すまいる愛知住宅賞 (第29回)
名古屋市住宅供給公社 理事長賞
光庭の棲
光庭の棲 設計趣旨
夫婦と猫二匹のための住まいである。
敷地は、地形の起伏が激しい地域の住宅地にある。隣家との距離感は近く、狭い前面道路を挟んだ向かいも体育館が建ち迫り、採光・通風・プライバシーの配慮が不可欠な都市型環境であった。
周辺の家々は駐車場の確保に伴い、庭とまでは呼べないようなスキマに残る空地をわずかながら緑化し、隣家との相互関係は地形の起伏によって程良くズレ、それぞれ都市の中の暮らしを確立しているのがユニークに感じた。

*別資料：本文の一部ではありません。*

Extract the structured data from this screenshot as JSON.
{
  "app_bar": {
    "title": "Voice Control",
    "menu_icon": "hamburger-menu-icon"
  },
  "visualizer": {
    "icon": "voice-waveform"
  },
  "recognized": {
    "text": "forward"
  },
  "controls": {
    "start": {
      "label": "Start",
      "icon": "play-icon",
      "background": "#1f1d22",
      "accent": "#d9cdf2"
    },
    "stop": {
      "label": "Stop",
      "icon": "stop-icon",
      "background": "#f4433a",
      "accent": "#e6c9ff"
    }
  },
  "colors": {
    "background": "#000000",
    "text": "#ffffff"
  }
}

われわれは、この地形の起伏と周辺の家々の状況を受け入れながら、内外の領域や内内の領域を曖昧な関係性よって結びつけ、建築というフィルターを介すことで、豊かな住環境を獲得できるのではないかと考えた。
そこで、前面道路より奥に向かって2mほど段差のある地形を内部空間にまで延長させ、引き込まれた外部要素は中庭のような位置づけのもと、そこを取り巻くように生まれた高低差によってスキップフロアを構成し、さらに中庭の上部には大きなトップライトを設け、空間全体で光を享受する。

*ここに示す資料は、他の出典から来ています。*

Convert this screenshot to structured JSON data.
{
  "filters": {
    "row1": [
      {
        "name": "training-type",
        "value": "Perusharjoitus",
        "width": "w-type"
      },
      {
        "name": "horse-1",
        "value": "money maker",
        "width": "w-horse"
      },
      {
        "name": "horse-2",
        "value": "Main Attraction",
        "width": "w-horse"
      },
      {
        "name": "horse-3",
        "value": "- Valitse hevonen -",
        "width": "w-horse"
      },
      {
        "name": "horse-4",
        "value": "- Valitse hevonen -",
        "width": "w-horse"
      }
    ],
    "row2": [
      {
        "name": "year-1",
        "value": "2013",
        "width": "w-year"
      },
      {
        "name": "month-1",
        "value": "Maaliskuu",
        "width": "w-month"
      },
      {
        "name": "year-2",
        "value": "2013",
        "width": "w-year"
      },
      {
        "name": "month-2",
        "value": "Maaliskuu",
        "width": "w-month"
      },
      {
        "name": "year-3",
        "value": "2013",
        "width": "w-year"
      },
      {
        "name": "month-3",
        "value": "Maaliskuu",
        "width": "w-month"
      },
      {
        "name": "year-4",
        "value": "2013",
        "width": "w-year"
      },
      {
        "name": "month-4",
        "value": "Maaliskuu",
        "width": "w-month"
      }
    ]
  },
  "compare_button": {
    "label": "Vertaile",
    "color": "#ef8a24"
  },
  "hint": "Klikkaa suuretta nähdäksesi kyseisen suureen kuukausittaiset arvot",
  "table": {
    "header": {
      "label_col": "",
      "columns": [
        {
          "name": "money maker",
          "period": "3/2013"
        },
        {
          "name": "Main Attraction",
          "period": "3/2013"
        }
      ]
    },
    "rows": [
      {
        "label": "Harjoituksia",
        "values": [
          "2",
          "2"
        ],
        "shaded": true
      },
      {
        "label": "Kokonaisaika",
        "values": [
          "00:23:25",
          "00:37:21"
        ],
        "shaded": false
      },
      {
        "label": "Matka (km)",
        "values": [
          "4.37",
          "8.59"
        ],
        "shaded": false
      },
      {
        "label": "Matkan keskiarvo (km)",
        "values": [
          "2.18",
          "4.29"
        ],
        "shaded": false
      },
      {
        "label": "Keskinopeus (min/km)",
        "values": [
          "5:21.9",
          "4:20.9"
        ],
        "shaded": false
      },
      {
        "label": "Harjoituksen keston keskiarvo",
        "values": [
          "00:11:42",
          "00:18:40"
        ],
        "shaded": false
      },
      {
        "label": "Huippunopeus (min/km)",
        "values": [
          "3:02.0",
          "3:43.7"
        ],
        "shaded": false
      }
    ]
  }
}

この光庭を中心とした空間は、内外の領域や体感に曖昧性が生まれることによって、生活として機能中心のモノゴトがなされたりするのではなく、人や環境が日々関わり合う状態の生活が生まれる。
また、プライベートを集約した棟屋に対しても些細なスキマを設けたり、ズレを生かして生活や機能がはみ出し合い、抜けをつくることで空間がより緩和し、周辺環境に呼応する。このような関係性は、採光・通風といった自然環境にも同様にはたらき、光庭に人が寄り添い、留まる居場所がつくられる。
地方は敷地や自然環境による制約が少なく、必然性が豊かさを引き出したりするが、都市になればなるほど多くなる制約は、数多くの要素を人と環境に結びつけて整理していくことで、関係性が豊かさをつくる。光庭の棲も住み手と共に豊かさを展開していくことを期待したい。
設計者:(株)エムエースタイル建築計画/川本 敦史・川本 まゆみ
講評:審査委員 廣瀬高保
道路に面した建物の間口いっぱいに開かれた玄関を入ると目の前に建物の幅の光庭(上部はトップライト付きの吹き抜け)が左右に広がる。
奥へ進むには中庭を横断しなければならないのだが、庭石のように組まれた急な石段を登らないと屋内に入ることができない。下りは登山道を歩くような慎重さが要求される。両側の壁から持ち出された階段で光庭を中心に半階ずつずれた各フロアを巡る。光庭はシンボルであり、このすまいの命である。